Behind 'Smokescreen' of Charity, Global Financial Elite Pillage African Nations $60bn Each Year
"Notions of aid and charity are in reality aiding politicians and multinational corporations to continue plundering Africa behind a shroud of ‘generosity’."
Under the "smokescreen" of giving aid or charity, western governments and multinational corporations are pillaging states in sub-Sahara Africa with losses nearing $60 billion each year, according to research published on Tuesday by a coalition of 10 Africa and UK-based NGOs.
The report, Honest accounts?
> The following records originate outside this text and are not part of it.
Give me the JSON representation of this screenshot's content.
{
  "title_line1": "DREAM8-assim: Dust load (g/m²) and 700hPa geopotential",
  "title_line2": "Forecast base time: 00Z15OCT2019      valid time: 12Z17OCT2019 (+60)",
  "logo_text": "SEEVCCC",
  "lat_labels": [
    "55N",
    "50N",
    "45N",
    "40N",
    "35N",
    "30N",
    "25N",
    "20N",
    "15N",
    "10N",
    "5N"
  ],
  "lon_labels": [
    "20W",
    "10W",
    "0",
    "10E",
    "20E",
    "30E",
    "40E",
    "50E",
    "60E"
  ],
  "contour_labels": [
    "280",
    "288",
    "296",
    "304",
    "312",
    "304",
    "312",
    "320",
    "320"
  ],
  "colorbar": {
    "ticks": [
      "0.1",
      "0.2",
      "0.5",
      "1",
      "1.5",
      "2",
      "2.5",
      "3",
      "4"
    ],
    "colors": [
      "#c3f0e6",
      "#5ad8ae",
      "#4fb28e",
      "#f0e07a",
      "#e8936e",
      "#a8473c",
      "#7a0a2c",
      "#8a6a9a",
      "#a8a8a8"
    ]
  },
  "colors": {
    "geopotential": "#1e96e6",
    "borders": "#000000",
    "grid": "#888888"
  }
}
The true story of Africa's billion dollar losses (pdf), finds that while an estimated $134 billion flows into the continent annually through a combination of loans, foreign investment and aid, African nations lose approximately $192 billion in profits made by foreign multinational companies, as well as through tax evasion and the costs of adapting to climate change.
"Notions of aid and charity are in reality aiding politicians and multinational corporations to continue plundering Africa behind a shroud of ‘generosity’," the report's authors write. "It is preventing governments from being held accountable for policies that have a far greater impact on Africa and diverting attention from the structural changes needed to eliminate poverty and gross inequality."
The losses stem from abuses across a wide range of areas including: "illicit financial flows; profits taken out of the continent by multinational companies; debt payments; brain drain of skilled workers; illegal logging and fishing and the costs incurred as a result of climate change."
According to the report, if other countries keep looting Africa at the same rate, over the next 10 years the African people will lose $580 billion.
"Common understanding is the UK ‘helps’ Africa through aid, but in reality this serves as a smokescreen for the billions taken out," said Martin Drewry, director of Health Poverty Action. "It’s sustained looting – the opposite of generous giving – and we should recognize that the City of London is at the heart of the global financial system that facilitates this.”
"The amount of resources flowing out of Africa demands we rethink the idea that Africa is impoverished," the report continues. "Millions of ordinary Africans are certainly poor, but they are being kept so by a combination of bad policies and immoral or criminal activities perpetrated by elites both inside and outside the continent.